Taming the Beast: The Two Kinds of Complexity in Software
Every software developer knows the feeling of being overwhelmed by complexity. It comes from every direction: user requirements, technology choices, deployment processes, and team dynamics. But what if we could categorise this complexity? Understanding the difference between what is essential and what is self-imposed is the key to building simpler, more robust systems.
First, there is necessary complexity. This is inherent to the problem you are solving. It is the natural result of intricate business rules, real-world constraints, and the core functionality users demand. You cannot remove this complexity without changing the product’s fundamental purpose. For example, writing an algorithm to find the most efficient delivery route for hundreds of packages is inherently complex. Building a system that complies with strict financial regulations carries necessary complexity. This is the price of solving a meaningful problem.

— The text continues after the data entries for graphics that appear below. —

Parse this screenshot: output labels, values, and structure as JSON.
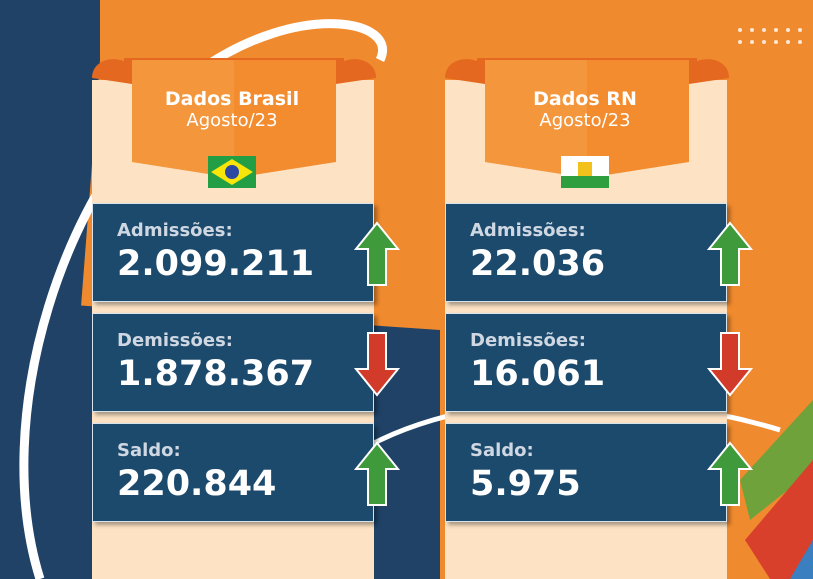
{
  "panels": [
    {
      "title": "Dados Brasil",
      "subtitle": "Agosto/23",
      "rows": [
        {
          "label": "Admissões:",
          "value": "2.099.211",
          "trend": "up"
        },
        {
          "label": "Demissões:",
          "value": "1.878.367",
          "trend": "down"
        },
        {
          "label": "Saldo:",
          "value": "220.844",
          "trend": "up"
        }
      ]
    },
    {
      "title": "Dados RN",
      "subtitle": "Agosto/23",
      "rows": [
        {
          "label": "Admissões:",
          "value": "22.036",
          "trend": "up"
        },
        {
          "label": "Demissões:",
          "value": "16.061",
          "trend": "down"
        },
        {
          "label": "Saldo:",
          "value": "5.975",
          "trend": "up"
        }
      ]
    }
  ]
}
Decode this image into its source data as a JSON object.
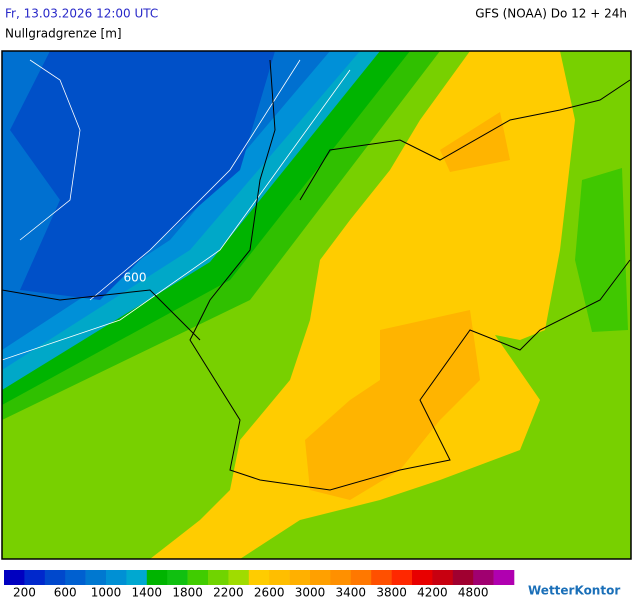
{
  "header": {
    "datetime": "Fr, 13.03.2026 12:00 UTC",
    "model": "GFS (NOAA) Do 12 + 24h",
    "parameter": "Nullgradgrenze [m]"
  },
  "map": {
    "contour_label": "600"
  },
  "legend": {
    "colors": [
      "#0000c0",
      "#0028cc",
      "#0048cc",
      "#0060d0",
      "#0078d0",
      "#0090d4",
      "#00a8d0",
      "#00b400",
      "#10c010",
      "#40cc00",
      "#70d400",
      "#a0dc00",
      "#ffcc00",
      "#ffbe00",
      "#ffb000",
      "#ffa000",
      "#ff9000",
      "#ff7800",
      "#ff5000",
      "#ff2800",
      "#e80000",
      "#c80010",
      "#a00030",
      "#a00070",
      "#b000b0"
    ],
    "ticks": [
      200,
      600,
      1000,
      1400,
      1800,
      2200,
      2600,
      3000,
      3400,
      3800,
      4200,
      4800
    ]
  },
  "brand": "WetterKontor"
}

Then, there is unnecessary complexity. This is the complexity we introduce. It often stems from good intentions, like over-engineering a solution for hypothetical future needs. Imagine building a microservices architecture because that’s “how to handle scale” without properly considering the alternatives and trade offs. The complexity of service discovery, inter-service communication, and distributed data may be entirely unnecessary.
However, unnecessary complexity can also come from a surprising place, under-engineering. This happens when we choose a technology simply because it is popular or familiar, even when it’s a poor fit. For instance, using a relational database with rigid schemas that forces you to write complex and fragile mapping code. The right tool, like a document database, would make the solution elegantly simple. Similarly, using a heavy, web framework to build a mostly static website adding layers of configuration and boot-up time without any benefit.
The hardest part is telling them apart. The line is blurry and depends entirely on context.
The path to clarity is a habit of questioning. For every piece of complexity you encounter, ask, “Is this essential to the problem, or did we create it?” Actively seek out misfit technologies and simplify over-engineered solutions. By focusing on the problem at hand and choosing tools that truly fit, we can shed the weight of unnecessary complexity and build what matters more effectively.